Twenty-second in a series of pioneer profiles
Ninety-nine years ago, Arthur Lymbery was persuaded to open a small store at Gray Creek, then an isolated East Shore outpost with thrice weekly sternwheeler service.
Later, it became the busy terminus of the Kootenay Lake ferry, and he added a post office, gas pump, and auto camp.
Those things are gone, but the business remains in the family, now a two-story emporium that claims to be the “Woodstove and Fireplace Capital of the Kootenays” and “The Most Interesting Store You’ve Ever Seen.”
The slogans are from the clever mind of Arthur’s son Tom, employed in the store since boyhood, and now its proprietor emeritus.
While Arthur sold anything anybody needed — a billiard table and sun dial were two more unusual items in the 1920s — Tom took things much further, adding an insurance agency, woodstoves, and chainsaws.
“I needed a chainsaw, but when it came in, it sold before I got to use it,” he says. “A local man asked ‘What do you do after you’ve sold everybody one?’ We still haven’t got to that point.”
(When ICBC’s Autoplan insisted on street addresses instead of box numbers, the store’s cul-de-sac was christened Chainsaw Avenue, described in a travel guide as a “once-in-a-lifetime address.”)

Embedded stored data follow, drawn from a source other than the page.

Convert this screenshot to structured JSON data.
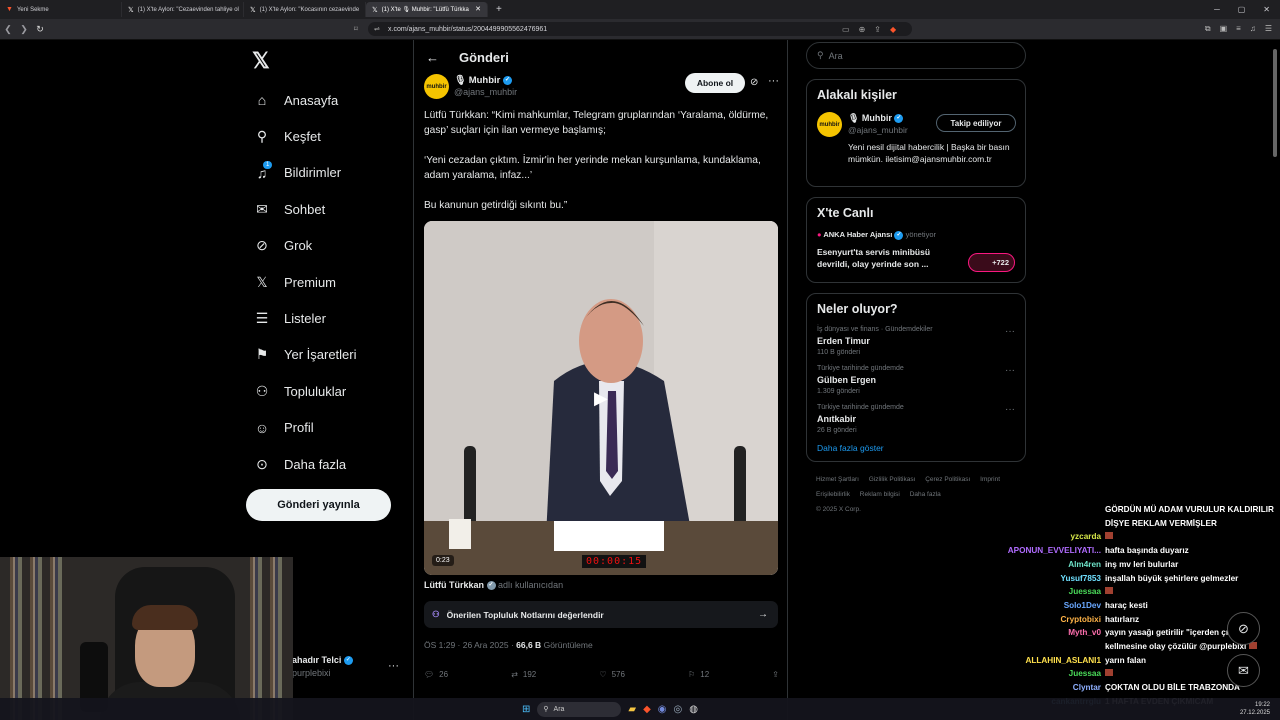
{
  "browser": {
    "tabs": [
      {
        "label": "Yeni Sekme",
        "active": false
      },
      {
        "label": "(1) X'te Aylon: \"Cezaevinden tahliye ol",
        "active": false
      },
      {
        "label": "(1) X'te Aylon: \"Kocasının cezaevinde",
        "active": false
      },
      {
        "label": "(1) X'te 🎙 Muhbir: \"Lütfü Türkka",
        "active": true
      }
    ],
    "url": "x.com/ajans_muhbir/status/2004499905562476961"
  },
  "sidebar": {
    "items": [
      {
        "label": "Anasayfa",
        "icon": "home-icon"
      },
      {
        "label": "Keşfet",
        "icon": "search-icon"
      },
      {
        "label": "Bildirimler",
        "icon": "bell-icon",
        "badge": "1"
      },
      {
        "label": "Sohbet",
        "icon": "mail-icon"
      },
      {
        "label": "Grok",
        "icon": "grok-icon"
      },
      {
        "label": "Premium",
        "icon": "x-icon"
      },
      {
        "label": "Listeler",
        "icon": "list-icon"
      },
      {
        "label": "Yer İşaretleri",
        "icon": "bookmark-icon"
      },
      {
        "label": "Topluluklar",
        "icon": "communities-icon"
      },
      {
        "label": "Profil",
        "icon": "profile-icon"
      },
      {
        "label": "Daha fazla",
        "icon": "more-icon"
      }
    ],
    "post_button": "Gönderi yayınla",
    "account": {
      "name": "ahadır Telci",
      "handle": "purplebixi"
    }
  },
  "main": {
    "header_title": "Gönderi",
    "author": {
      "avatar_text": "muhbir",
      "name": "🎙 Muhbir",
      "handle": "@ajans_muhbir"
    },
    "follow_label": "Abone ol",
    "text": "Lütfü Türkkan: “Kimi mahkumlar, Telegram gruplarından ‘Yaralama, öldürme, gasp’ suçları için ilan vermeye başlamış;\n\n‘Yeni cezadan çıktım. İzmir'in her yerinde mekan kurşunlama, kundaklama, adam yaralama, infaz...’\n\nBu kanunun getirdiği sıkıntı bu.”",
    "video": {
      "duration": "0:23",
      "clock_display": "00:00:15"
    },
    "video_user": {
      "name": "Lütfü Türkkan",
      "note": "adlı kullanıcıdan"
    },
    "community_notes": "Önerilen Topluluk Notlarını değerlendir",
    "meta": {
      "time": "ÖS 1:29 · 26 Ara 2025 ·",
      "views": "66,6 B",
      "views_label": "Görüntüleme"
    },
    "actions": {
      "replies": "26",
      "reposts": "192",
      "likes": "576",
      "bookmarks": "12"
    }
  },
  "right": {
    "search_placeholder": "Ara",
    "related_title": "Alakalı kişiler",
    "related": {
      "avatar_text": "muhbir",
      "name": "🎙 Muhbir",
      "handle": "@ajans_muhbir",
      "bio": "Yeni nesil dijital habercilik | Başka bir basın mümkün. iletisim@ajansmuhbir.com.tr",
      "button": "Takip ediliyor"
    },
    "live_title": "X'te Canlı",
    "live": {
      "source": "ANKA Haber Ajansı",
      "role": "yönetiyor",
      "headline": "Esenyurt'ta servis minibüsü devrildi, olay yerinde son ...",
      "count": "+722"
    },
    "trends_title": "Neler oluyor?",
    "trends": [
      {
        "category": "İş dünyası ve finans · Gündemdekiler",
        "title": "Erden Timur",
        "count": "110 B gönderi"
      },
      {
        "category": "Türkiye tarihinde gündemde",
        "title": "Gülben Ergen",
        "count": "1.309 gönderi"
      },
      {
        "category": "Türkiye tarihinde gündemde",
        "title": "Anıtkabir",
        "count": "26 B gönderi"
      }
    ],
    "show_more": "Daha fazla göster",
    "footer": [
      "Hizmet Şartları",
      "Gizlilik Politikası",
      "Çerez Politikası",
      "Imprint",
      "Erişilebilirlik",
      "Reklam bilgisi",
      "Daha fazla",
      "© 2025 X Corp."
    ]
  },
  "chat": [
    {
      "user": "",
      "msg": "GÖRDÜN MÜ ADAM VURULUR KALDIRILIR DİŞYE REKLAM VERMİŞLER",
      "color": "#ffffff"
    },
    {
      "user": "yzcarda",
      "msg": "",
      "color": "#d7e84a",
      "emote": true
    },
    {
      "user": "APONUN_EVVELIYATI...",
      "msg": "hafta başında duyarız",
      "color": "#b06cff"
    },
    {
      "user": "Alm4ren",
      "msg": "inş mv leri bulurlar",
      "color": "#6ee3c9"
    },
    {
      "user": "Yusuf7853",
      "msg": "inşallah büyük şehirlere gelmezler",
      "color": "#6fe0ff"
    },
    {
      "user": "Juessaa",
      "msg": "",
      "color": "#4bdc5a",
      "emote": true
    },
    {
      "user": "Solo1Dev",
      "msg": "haraç kesti",
      "color": "#6aa8ff"
    },
    {
      "user": "Cryptobixi",
      "msg": "hatırlarız",
      "color": "#ffb347"
    },
    {
      "user": "Myth_v0",
      "msg": "yayın yasağı getirilir \"içerden çıktı\" kellmesine olay çözülür @purplebixi",
      "color": "#ff6fae",
      "emote": true
    },
    {
      "user": "ALLAHIN_ASLANI1",
      "msg": "yarın falan",
      "color": "#ffe14d"
    },
    {
      "user": "Juessaa",
      "msg": "",
      "color": "#4bdc5a",
      "emote": true
    },
    {
      "user": "Clyntar",
      "msg": "ÇOKTAN OLDU BİLE TRABZONDA",
      "color": "#8fb0ff"
    },
    {
      "user": "cankantrrglu",
      "msg": "1 HAFTA EVDEN ÇIKMICAM",
      "color": "#8fd6ff"
    }
  ],
  "taskbar": {
    "search": "Ara",
    "time": "19:22",
    "date": "27.12.2025"
  }
}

A new, much bigger store opened next to the old one in 1979, complete with grocery, hardware, and clothing departments. With an inventory of 20,000 items, the store’s brochure boldly declares: “If we don’t have it, you don’t need it.”
Lymbery has extended his marketing genius to the community at large. He coined the term Best Shore, and when BC towns were encouraged to erect berms for Expo 86, created some unusual welcome signs.
“We didn’t qualify for any grants, but I thought here’s a good time to put up a sign,” he says. “I made them with a chainsaw. You can rout a lot quicker with a chainsaw than a router.”
The signs declared Gray Creek a metric-free zone — due in part to mix-ups between imperial and metric measurements that caused headaches when building the new store — and touted the community as home to a huge gold boulder supposedly lost in Kootenay Lake. (Lymbery became part of the story when two would-be treasure hunters arrived in the late 1960s in hot pursuit. They left empty-handed, but he still has a sign with the company logo.)
A voracious reader — he usually has three books on the go — Lymbery ensures the store is well stocked, especially with local history titles. “If I wanted a book, it was just as easy to buy several and sell the rest,” he says.
A lifelong resident, save for a few years of high school in Vancouver, he’s often asked about Gray Creek’s past, and usually has the answers. He’s a past vice-president of the BC Historical Federation, has been president of the Gray Creek Historical Society since its inception, and leads tours of local historic sites each summer.
He and wife Sharon spend several months each year in Mexico, and on their most recent trip, he got a good start on an as-yet-untitled memoir, based on Tom’s Corner, his monthly column in the East Shore Mainstreet. (He also writes Tom Sez, a list of quotidian observations.)
Lymbery, 83, sold his insurance business but never really retired. He stops by the store every day, although his son and others are now in charge. His grandchildren have become the fourth generation to work there. As its centennial nears, the store is planning a celebration — and eyeing further expansion.